Last week I finished Robert C.Martin’s The Clean Coder: A Code of Conduct for Professional Programmers. It had been on my shelf for a year and a half, and last year I even started it and got halfway through it, but ended up forgetting it for some time. Until last month, when I decided to start it again, but this time, going cover to cover.
Chances are that you’ve come across it before, at least once. If you haven’t, then I’m happy you’re reading this post now. If you have, but it didn’t arouse an interest in you, then let this post serve as a reminder to you, software developer, that it is probably one of the few must-read books that you need to read.
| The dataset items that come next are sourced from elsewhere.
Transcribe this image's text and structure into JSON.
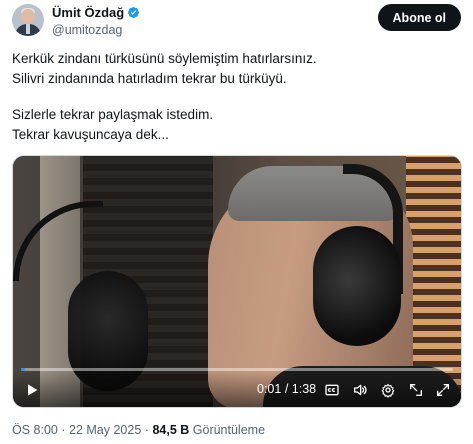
{
  "author": {
    "display_name": "Ümit Özdağ",
    "handle": "@umitozdag",
    "verified_icon": "verified-badge-icon",
    "verified_color": "#1d9bf0"
  },
  "follow_button": {
    "label": "Abone ol"
  },
  "tweet": {
    "lines": [
      "Kerkük zindanı türküsünü söylemiştim hatırlarsınız.",
      "Silivri zindanında hatırladım tekrar bu türküyü.",
      "Sizlerle tekrar paylaşmak istedim.",
      "Tekrar kavuşuncaya dek..."
    ]
  },
  "video": {
    "current_time": "0:01",
    "separator": "/",
    "duration": "1:38",
    "progress_fraction": 0.01,
    "accent_color": "#1d9bf0",
    "controls": [
      "play-icon",
      "captions-icon",
      "volume-icon",
      "settings-icon",
      "pip-icon",
      "fullscreen-icon"
    ]
  },
  "meta": {
    "time": "ÖS 8:00",
    "dot": "·",
    "date": "22 May 2025",
    "views_count": "84,5 B",
    "views_label": "Görüntüleme"
  }
}
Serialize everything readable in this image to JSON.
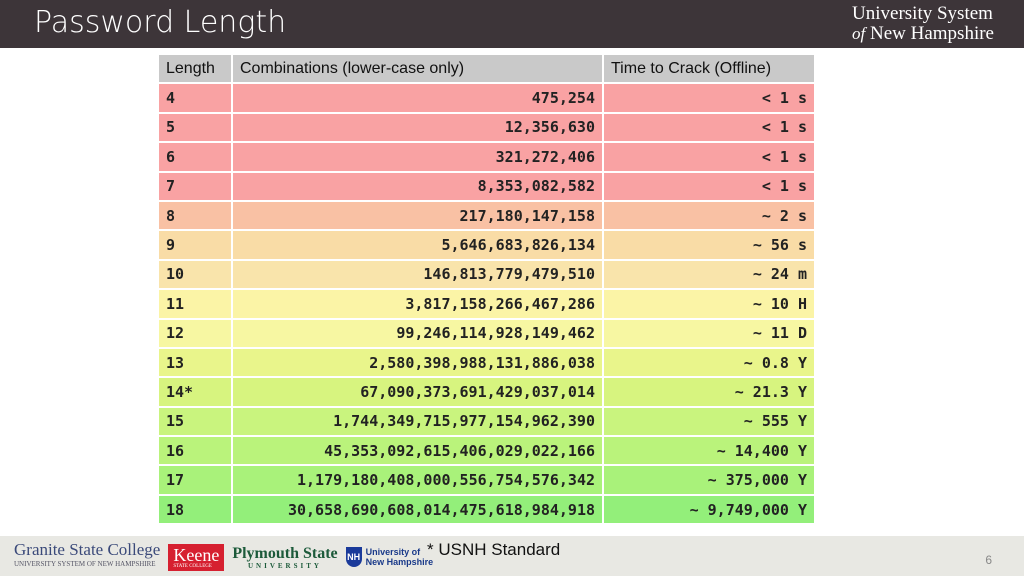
{
  "header": {
    "title": "Password Length",
    "logo_line1": "University System",
    "logo_line2_of": "of",
    "logo_line2": "New Hampshire"
  },
  "table": {
    "columns": [
      "Length",
      "Combinations (lower-case only)",
      "Time to Crack (Offline)"
    ],
    "rows": [
      {
        "length": "4",
        "combinations": "475,254",
        "time": "< 1 s",
        "color": "#f9a2a3"
      },
      {
        "length": "5",
        "combinations": "12,356,630",
        "time": "< 1 s",
        "color": "#f9a2a3"
      },
      {
        "length": "6",
        "combinations": "321,272,406",
        "time": "< 1 s",
        "color": "#f9a2a3"
      },
      {
        "length": "7",
        "combinations": "8,353,082,582",
        "time": "< 1 s",
        "color": "#f9a2a3"
      },
      {
        "length": "8",
        "combinations": "217,180,147,158",
        "time": "~ 2 s",
        "color": "#f9c1a4"
      },
      {
        "length": "9",
        "combinations": "5,646,683,826,134",
        "time": "~ 56 s",
        "color": "#f9dca6"
      },
      {
        "length": "10",
        "combinations": "146,813,779,479,510",
        "time": "~ 24 m",
        "color": "#f9e4ab"
      },
      {
        "length": "11",
        "combinations": "3,817,158,266,467,286",
        "time": "~ 10 H",
        "color": "#fbf4a6"
      },
      {
        "length": "12",
        "combinations": "99,246,114,928,149,462",
        "time": "~ 11 D",
        "color": "#f7f7a2"
      },
      {
        "length": "13",
        "combinations": "2,580,398,988,131,886,038",
        "time": "~ 0.8 Y",
        "color": "#e9f58b"
      },
      {
        "length": "14*",
        "combinations": "67,090,373,691,429,037,014",
        "time": "~ 21.3 Y",
        "color": "#d7f47f"
      },
      {
        "length": "15",
        "combinations": "1,744,349,715,977,154,962,390",
        "time": "~ 555 Y",
        "color": "#c9f47e"
      },
      {
        "length": "16",
        "combinations": "45,353,092,615,406,029,022,166",
        "time": "~ 14,400 Y",
        "color": "#baf37b"
      },
      {
        "length": "17",
        "combinations": "1,179,180,408,000,556,754,576,342",
        "time": "~ 375,000 Y",
        "color": "#a9f27a"
      },
      {
        "length": "18",
        "combinations": "30,658,690,608,014,475,618,984,918",
        "time": "~ 9,749,000 Y",
        "color": "#93ef7a"
      }
    ]
  },
  "footer": {
    "note": "* USNH Standard",
    "page": "6",
    "logos": {
      "gsc": "Granite State College",
      "gsc_sub": "UNIVERSITY SYSTEM OF NEW HAMPSHIRE",
      "keene": "Keene",
      "keene_sub": "STATE COLLEGE",
      "psu": "Plymouth State",
      "psu_sub": "UNIVERSITY",
      "unh_mark": "NH",
      "unh1": "University of",
      "unh2": "New Hampshire"
    }
  }
}
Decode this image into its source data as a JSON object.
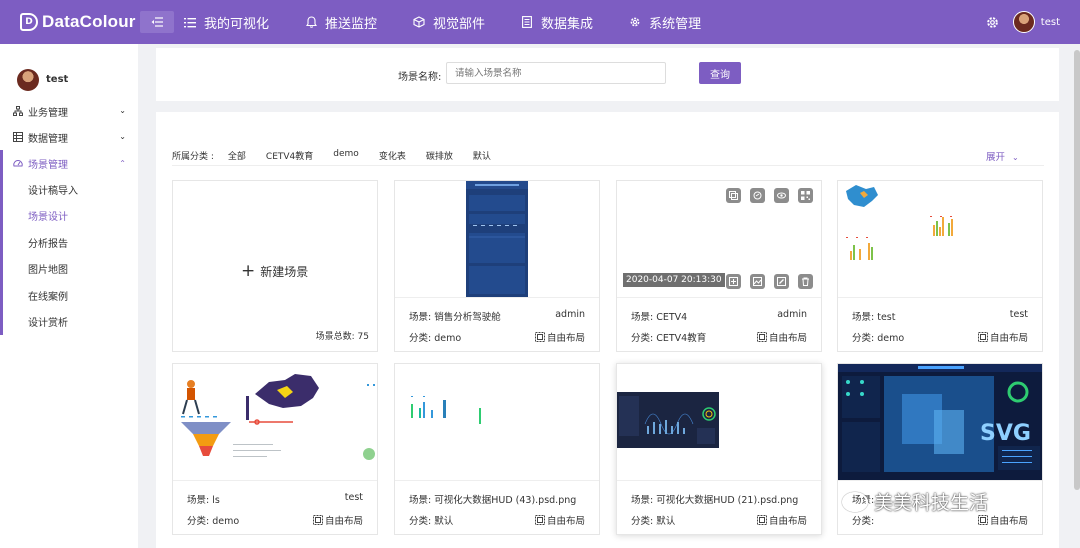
{
  "header": {
    "logo": "DataColour",
    "nav": [
      {
        "label": "我的可视化",
        "icon": "list-icon"
      },
      {
        "label": "推送监控",
        "icon": "bell-icon"
      },
      {
        "label": "视觉部件",
        "icon": "cube-icon"
      },
      {
        "label": "数据集成",
        "icon": "document-icon"
      },
      {
        "label": "系统管理",
        "icon": "gear-icon"
      }
    ],
    "username": "test"
  },
  "sidebar": {
    "username": "test",
    "groups": [
      {
        "label": "业务管理",
        "icon": "sitemap-icon"
      },
      {
        "label": "数据管理",
        "icon": "table-icon"
      },
      {
        "label": "场景管理",
        "icon": "dashboard-icon"
      }
    ],
    "sub_items": [
      "设计稿导入",
      "场景设计",
      "分析报告",
      "图片地图",
      "在线案例",
      "设计赏析"
    ]
  },
  "search": {
    "label": "场景名称:",
    "placeholder": "请输入场景名称",
    "button": "查询"
  },
  "filters": {
    "title": "所属分类 :",
    "options": [
      "全部",
      "CETV4教育",
      "demo",
      "变化表",
      "碳排放",
      "默认"
    ],
    "expand": "展开"
  },
  "new_card": {
    "label": "新建场景",
    "total": "场景总数: 75"
  },
  "cards": [
    {
      "name": "场景: 销售分析驾驶舱",
      "owner": "admin",
      "category": "分类: demo",
      "layout": "自由布局"
    },
    {
      "name": "场景: CETV4",
      "owner": "admin",
      "category": "分类: CETV4教育",
      "layout": "自由布局",
      "date": "2020-04-07 20:13:30"
    },
    {
      "name": "场景: test",
      "owner": "test",
      "category": "分类: demo",
      "layout": "自由布局"
    },
    {
      "name": "场景: ls",
      "owner": "test",
      "category": "分类: demo",
      "layout": "自由布局"
    },
    {
      "name": "场景: 可视化大数据HUD (43).psd.png",
      "owner": "",
      "category": "分类: 默认",
      "layout": "自由布局"
    },
    {
      "name": "场景: 可视化大数据HUD (21).psd.png",
      "owner": "",
      "category": "分类: 默认",
      "layout": "自由布局"
    },
    {
      "name": "场景: ",
      "owner": "",
      "category": "分类: ",
      "layout": "自由布局"
    }
  ],
  "watermark": "美美科技生活",
  "colors": {
    "brand": "#7d5dc2"
  }
}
You might not agree 100% with everything that is said in the book, although you’ll probably agree with a big chunk of it, and if you’re like me, you’ll realise about things that you never thought of before, and you’ll find some other aspects of your job where you can still improve. One way or the other, I can’t recommend it enough.
With most books (technical ones, at least), I like to do a quick recap of the things that I liked most, or that caught my eye for some reason. I won’t do a review of this book, but I wanted to list here some of the quotes that I found more interesting. Not because they looked very poetic but because of the principles and attitudes they show towards the software development profession. So, let’s get straight into it.
Excerpt from the preface. On political pressure and experts’ advice:
Despite all the protest and memos, and urgings of the engineers, the managers believed they knew better. They thought the engineers were overreacting. They didn’t trust the engineers’ data or their conclusions. They launched because they were under immense financial and political pressure. They hoped everything would be just fine.